Sunday night - photogramme




Boucle vidéo de 15 mn 15.






Le montage de Sunday Night est élaboré à partir d’une séquence emblématique de Saturday Night fever. Constitué d’une boucle de15 mn 15 structurée à partir de deux plans du film, il présente le personnage interprété par John Travolta se déhancher sur la piste d’un night-club encerclé par une foule d’admirateurs.

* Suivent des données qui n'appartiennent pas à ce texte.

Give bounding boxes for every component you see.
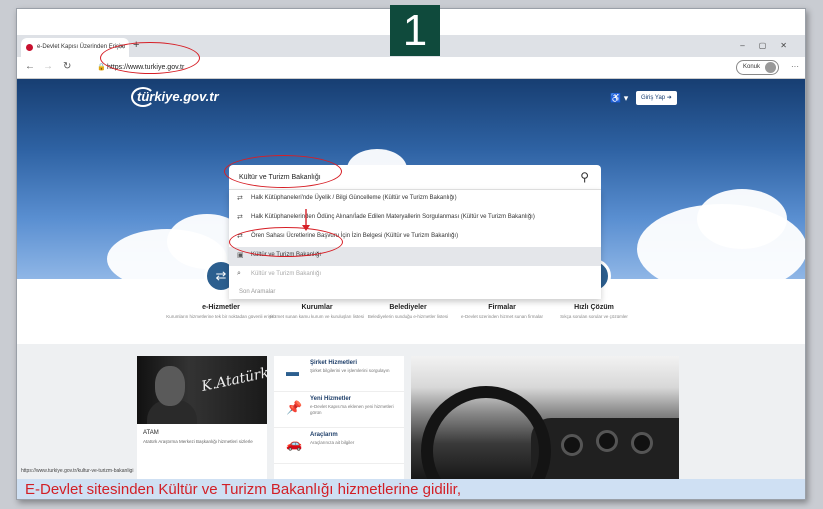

A travers le saut chronologique qu’il suggère par rapport à celui du film de 1977, le titre du montage, plus que tout autre œuvre de la série, incite le spectateur à extraire le numéro de danse de son contexte historique pour porter sur lui un regard contemporain. Il l’invite à mesurer les échos que le manège de l’acteur suscite chez lui face aux modes de comportement actuels de nos sociétés occidentales.

Si, comme celui de Gene Kelly dans Keep dancin’,- le numéro de John Travolta est caractérisé de bout en bout par un rythme soutenu, le danseur n’en demeure pas moins isolé sur la piste, comme incapable d’attirer vers lui un partenaire. Malgré l’affichage d’une sexualité un brin provocatrice aux résonances renforcées par les effets d’accélération du montage (où John Travolta ferait figure d’étalon en référence au titre de la série), aucune personne ne vient prendre place à ses côtés sur le dance-floor. Reportés sur la bande sonore du montage, quelques commentaires admiratifs, eux-mêmes accélérés pour la circonstance, contribuent d’ailleurs à pointer cet état de fait. Après avoir souligné son agilité et son expérience, ils se détachent progressivement du danseur et de la virtuosité de sa performance pour aborder des questions plus prosaïques en le laissant s’épuiser sur la piste, comme si de rien n’était. Une certaine désinvolture et indifférence se manifestent dans ce détachement, comme si le public du dancing était incapable de fixer longtemps son attention sur un même objet.

Face au rythme du montage, la bande sonore pointe ainsi certaines ambivalences de nos sociétés de consommation. Il ne manque pas de dénoncer les travers d’un monde en constante accélération qui prise la performance dans un contexte où l’exploit semble concurrencé aussi vite qu’il est atteint et retient de moins en moins longtemps l’attention. S’expriment parallèlement les dérives d’une société toujours plus avide de loisirs et de divertissements et, à travers la forte expressivité de la danse de John Travolta, les conséquences d’un papillonnage sexuel et affectif toujours à la recherche de nouveauté.

Se porte également ici, comme dans plusieurs des œuvres de la série, un regard sur certains des enjeux de la production artistique contemporaine. Calibrée pour répondre aux modes de perception forgés par la télévision et les consoles de jeux vidéo, misant de plus en plus sur le spectaculaire pour attirer l’attention des publics, l’œuvre d’art se doit aujourd’hui d’engager une forme de séduction immédiate sur le spectateur pour atteindre ses objectifs commerciaux. Malgré les ressorts humoristiques qu’introduisent les jeux d’accélération réalisés à la fois au niveau de l’image et de la bande son, ces derniers sont, dans Sunday night ironiquement mis en échec si on en croît la nature des commentaires relayés hors-champ redoublant ceux présumés des spectateurs face à l’œuvre, au moment où elle est exposée.